Le décès d’une jeune femme de 25 ans, survenu le 27 juillet 2026 à Nice après une injection à visée esthétique réalisée dans un salon de beauté, relance les alertes de la communauté médicale sur les actes pratiqués en dehors de tout cadre médical. Selon le Dr Christophe Desouches, chirurgien spécialiste en chirurgie plastique, reconstructrice et esthétique, il s’agit du deuxième décès de ce type recensé en France en 2026, après celui survenu à Villeurbanne en mars.
Membre du conseil d’administration du Syndicat national de chirurgie plastique reconstructrice et esthétique, le chirurgien appelle les autorités sanitaires et judiciaires à renforcer les contrôles, à engager des poursuites systématiques et à lancer une campagne nationale d’information.
« Ce drame n’est pas un accident isolé. C’est l’aboutissement prévisible d’une pratique de charlatanerie qui s’est totalement banalisée, alimentée par les réseaux sociaux et des tarifs cassés », déclare le Dr Christophe Desouches.
Les médecins et chirurgiens esthétiques reçoivent régulièrement des patientes souffrant de complications après des injections réalisées illégalement : nécroses, granulomes, infections, asymétries ou présence de produits non identifiables et parfois impossibles à retirer.
« Nous passons une part croissante de notre exercice à rattraper les dégâts de personnes qui manipulent des dispositifs médicaux sans aucune compétence pour en gérer les complications, dont certaines, comme ce drame le rappelle, engagent le pronostic vital en quelques minutes », poursuit-il.

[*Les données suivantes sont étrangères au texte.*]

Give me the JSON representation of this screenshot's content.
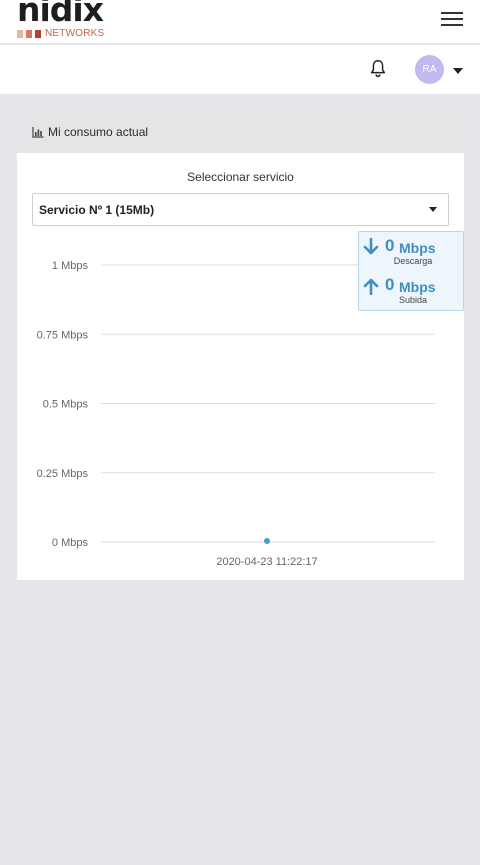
{
  "brand": {
    "name": "nidix",
    "tagline": "NETWORKS",
    "squares": [
      "#e7b69f",
      "#d37a5d",
      "#b6402c"
    ]
  },
  "header": {
    "menu_icon": "hamburger-icon",
    "notification_icon": "bell-icon",
    "user_initials": "RA",
    "avatar_color": "#c3b9f1"
  },
  "card": {
    "title": "Mi consumo actual",
    "title_icon": "area-chart-icon"
  },
  "service_select": {
    "label": "Seleccionar servicio",
    "value": "Servicio Nº 1 (15Mb)"
  },
  "speed": {
    "download_value": "0",
    "download_unit": "Mbps",
    "download_label": "Descarga",
    "upload_value": "0",
    "upload_unit": "Mbps",
    "upload_label": "Subida",
    "accent": "#3f8fc5"
  },
  "chart_data": {
    "type": "line",
    "x": [
      "2020-04-23 11:22:17"
    ],
    "y": [
      0
    ],
    "y_ticks": [
      "1 Mbps",
      "0.75 Mbps",
      "0.5 Mbps",
      "0.25 Mbps",
      "0 Mbps"
    ],
    "y_tick_values": [
      1,
      0.75,
      0.5,
      0.25,
      0
    ],
    "x_tick_labels": [
      "2020-04-23 11:22:17"
    ],
    "ylim": [
      0,
      1
    ],
    "grid": true,
    "point_color": "#4a9acd"
  }
}
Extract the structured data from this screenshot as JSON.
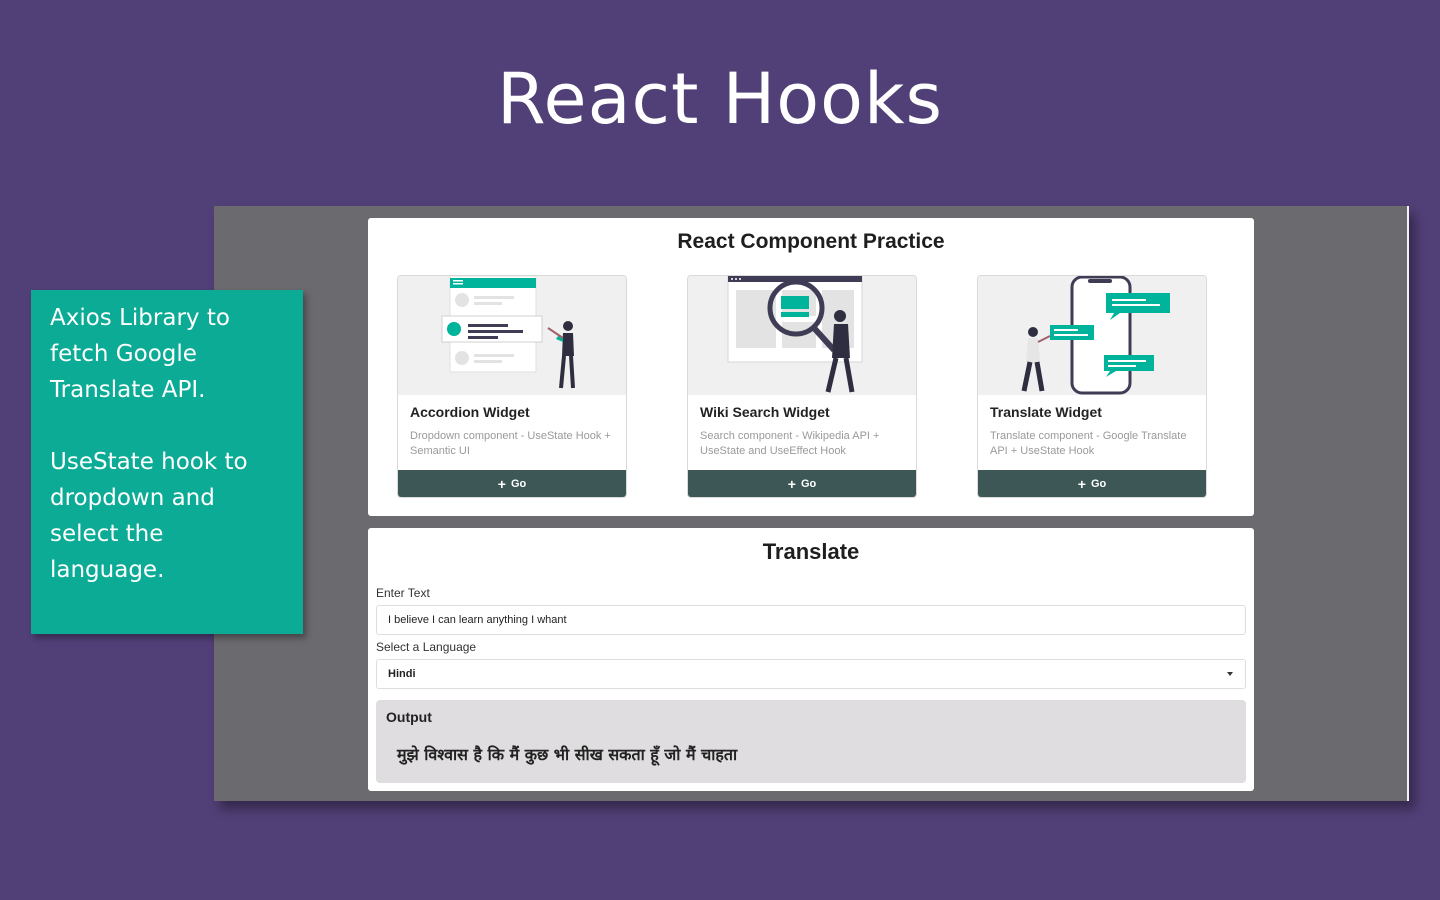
{
  "slide": {
    "title": "React Hooks",
    "notes": [
      "Axios Library to fetch Google Translate API.",
      "UseState hook to dropdown and select the language."
    ]
  },
  "app": {
    "practice": {
      "heading": "React Component Practice",
      "cards": [
        {
          "title": "Accordion Widget",
          "description": "Dropdown component - UseState Hook + Semantic UI",
          "button_label": "Go",
          "illustration": "accordion-illustration"
        },
        {
          "title": "Wiki Search Widget",
          "description": "Search component - Wikipedia API + UseState and UseEffect Hook",
          "button_label": "Go",
          "illustration": "wiki-search-illustration"
        },
        {
          "title": "Translate Widget",
          "description": "Translate component - Google Translate API + UseState Hook",
          "button_label": "Go",
          "illustration": "translate-illustration"
        }
      ]
    },
    "translate": {
      "heading": "Translate",
      "text_label": "Enter Text",
      "text_value": "I believe I can learn anything I whant",
      "language_label": "Select a Language",
      "language_value": "Hindi",
      "output_label": "Output",
      "output_text": "मुझे विश्वास है कि मैं कुछ भी सीख सकता हूँ जो मैं चाहता"
    }
  },
  "colors": {
    "background": "#513f77",
    "note_box": "#0bab96",
    "accent": "#00b39b",
    "button": "#3d5756",
    "output_bg": "#dfdddf"
  }
}
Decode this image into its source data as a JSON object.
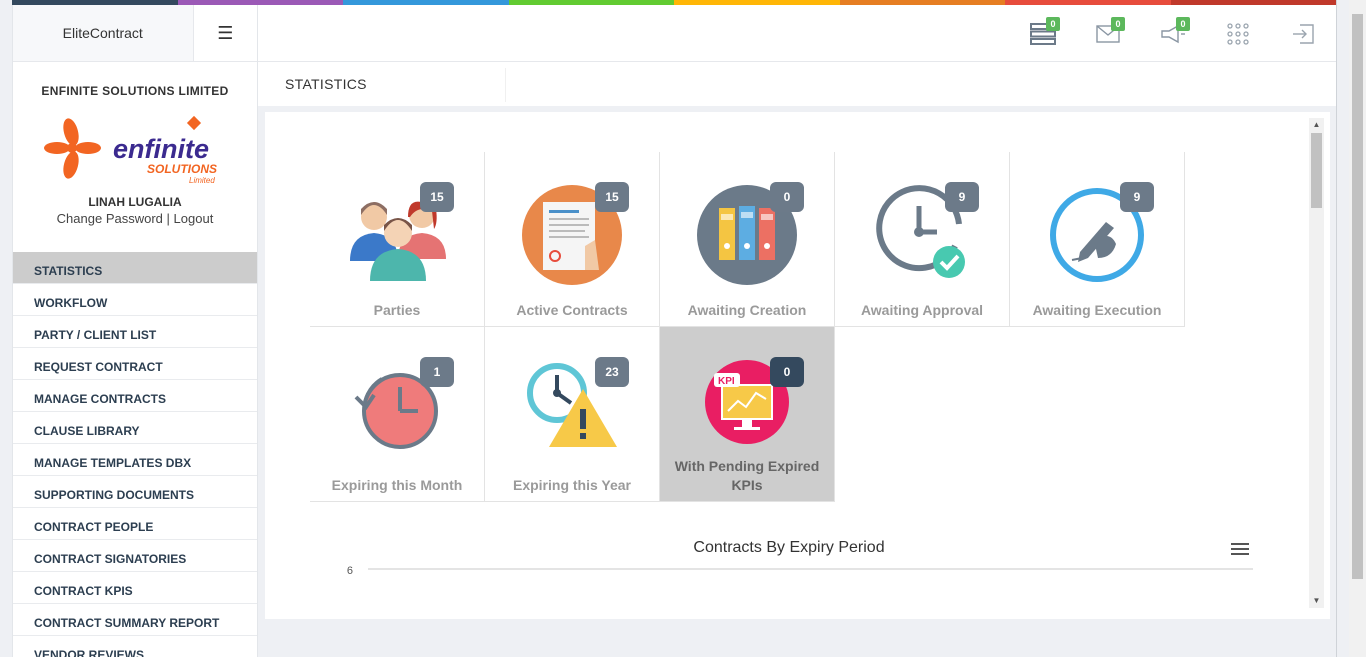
{
  "topbar_colors": [
    "#34495e",
    "#9b59b6",
    "#3498db",
    "#62cb31",
    "#ffb606",
    "#e67e22",
    "#e74c3c",
    "#c0392b"
  ],
  "brand": {
    "name": "EliteContract",
    "menu_icon": "☰"
  },
  "profile": {
    "company": "ENFINITE SOLUTIONS LIMITED",
    "logo": {
      "word": "enfinite",
      "sub": "SOLUTIONS",
      "tag": "Limited"
    },
    "user_name": "LINAH LUGALIA",
    "change_password": "Change Password",
    "separator": "|",
    "logout": "Logout"
  },
  "menu": [
    {
      "label": "STATISTICS",
      "active": true
    },
    {
      "label": "WORKFLOW"
    },
    {
      "label": "PARTY / CLIENT LIST"
    },
    {
      "label": "REQUEST CONTRACT"
    },
    {
      "label": "MANAGE CONTRACTS"
    },
    {
      "label": "CLAUSE LIBRARY"
    },
    {
      "label": "MANAGE TEMPLATES DBX"
    },
    {
      "label": "SUPPORTING DOCUMENTS"
    },
    {
      "label": "CONTRACT PEOPLE"
    },
    {
      "label": "CONTRACT SIGNATORIES"
    },
    {
      "label": "CONTRACT KPIS"
    },
    {
      "label": "CONTRACT SUMMARY REPORT"
    },
    {
      "label": "VENDOR REVIEWS"
    }
  ],
  "header_icons": [
    {
      "name": "server-icon",
      "count": "0"
    },
    {
      "name": "envelope-icon",
      "count": "0"
    },
    {
      "name": "megaphone-icon",
      "count": "0"
    },
    {
      "name": "apps-grid-icon",
      "count": ""
    },
    {
      "name": "logout-icon",
      "count": ""
    }
  ],
  "page_title": "STATISTICS",
  "tiles": [
    {
      "key": "parties",
      "label": "Parties",
      "count": "15",
      "icon": "people-icon"
    },
    {
      "key": "active",
      "label": "Active Contracts",
      "count": "15",
      "icon": "contract-document-icon"
    },
    {
      "key": "creation",
      "label": "Awaiting Creation",
      "count": "0",
      "icon": "binders-icon"
    },
    {
      "key": "approval",
      "label": "Awaiting Approval",
      "count": "9",
      "icon": "clock-check-icon"
    },
    {
      "key": "execution",
      "label": "Awaiting Execution",
      "count": "9",
      "icon": "signing-pen-icon"
    },
    {
      "key": "month",
      "label": "Expiring this Month",
      "count": "1",
      "icon": "clock-rewind-icon"
    },
    {
      "key": "year",
      "label": "Expiring this Year",
      "count": "23",
      "icon": "clock-warning-icon"
    },
    {
      "key": "kpis",
      "label": "With Pending Expired KPIs",
      "count": "0",
      "icon": "kpi-monitor-icon",
      "highlight": true
    }
  ],
  "chart_data": {
    "type": "bar",
    "title": "Contracts By Expiry Period",
    "y_ticks": [
      "6"
    ],
    "ylim": [
      0,
      6
    ]
  }
}
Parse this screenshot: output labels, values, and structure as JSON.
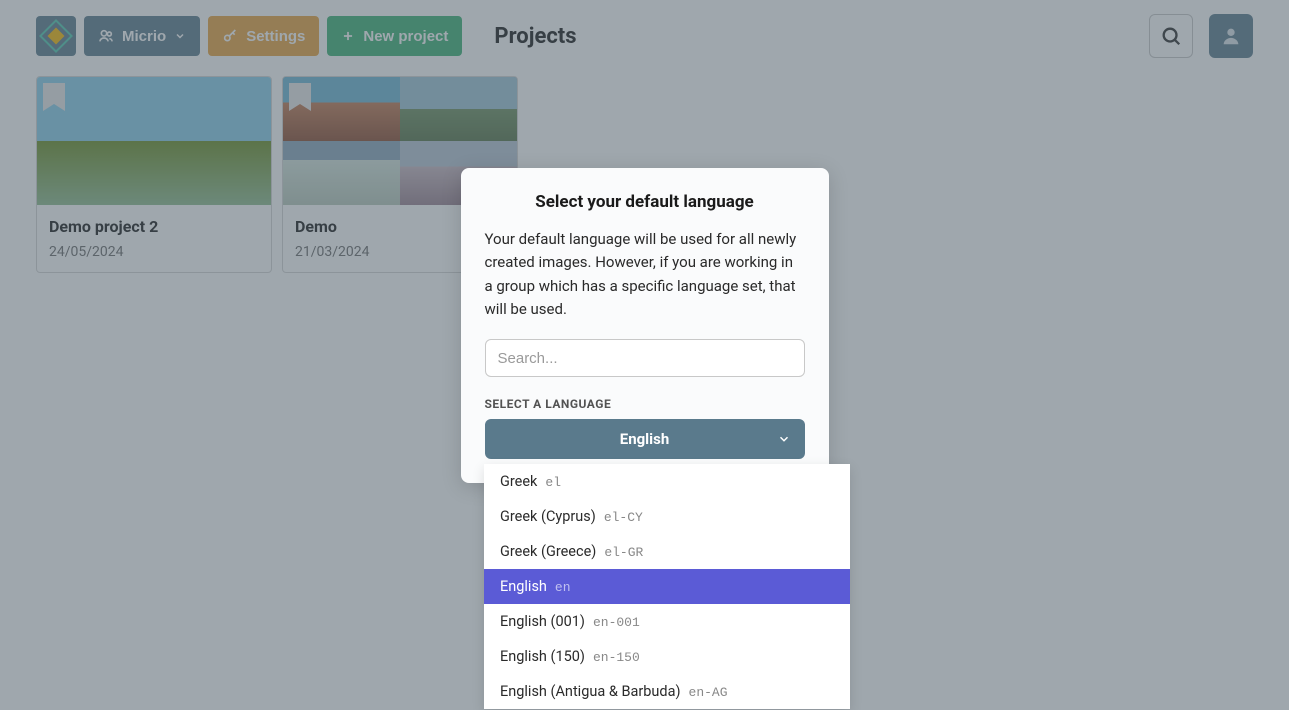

Le SNCPRE ainsi que les sociétés savantes de la spécialité, notamment la Société française de chirurgie plastique, reconstructrice et esthétique et la Société française des chirurgiens esthétiques plasticiens, alertent depuis plusieurs années les autorités sur le développement de ces pratiques.
Le Dr Christophe Desouches rappelle qu’une injection esthétique doit exclusivement être réalisée dans un cadre médical, par un médecin. Les actes pratiqués dans un salon de beauté, un institut ou à domicile par une personne non médecin sont illégaux.
Avant toute intervention, les patients sont invités à vérifier que le praticien figure dans l’annuaire officiel du Conseil national de l’Ordre des médecins, accessible sur ordre.medecin.fr ou annuaire.sante.fr. Cette inscription permet de contrôler son diplôme, sa qualification et son droit d’exercer.
Le chirurgien appelle également à la prudence face aux offres proposées à des prix anormalement bas sur les réseaux sociaux, susceptibles de dissimuler l’utilisation de produits de contrebande ou l’intervention d’un injecteur non autorisé.
Les patients doivent pouvoir connaître précisément la nature et l’origine du produit utilisé. Le médecin doit être en mesure de présenter son emballage, son marquage CE et son numéro de lot, puis d’enregistrer ces informations dans le dossier médical.
Le Dr Christophe Desouches demande désormais une réponse renforcée des pouvoirs publics afin de mieux informer la population, d’identifier les pratiques clandestines et de poursuivre les personnes réalisant illégalement ces injections.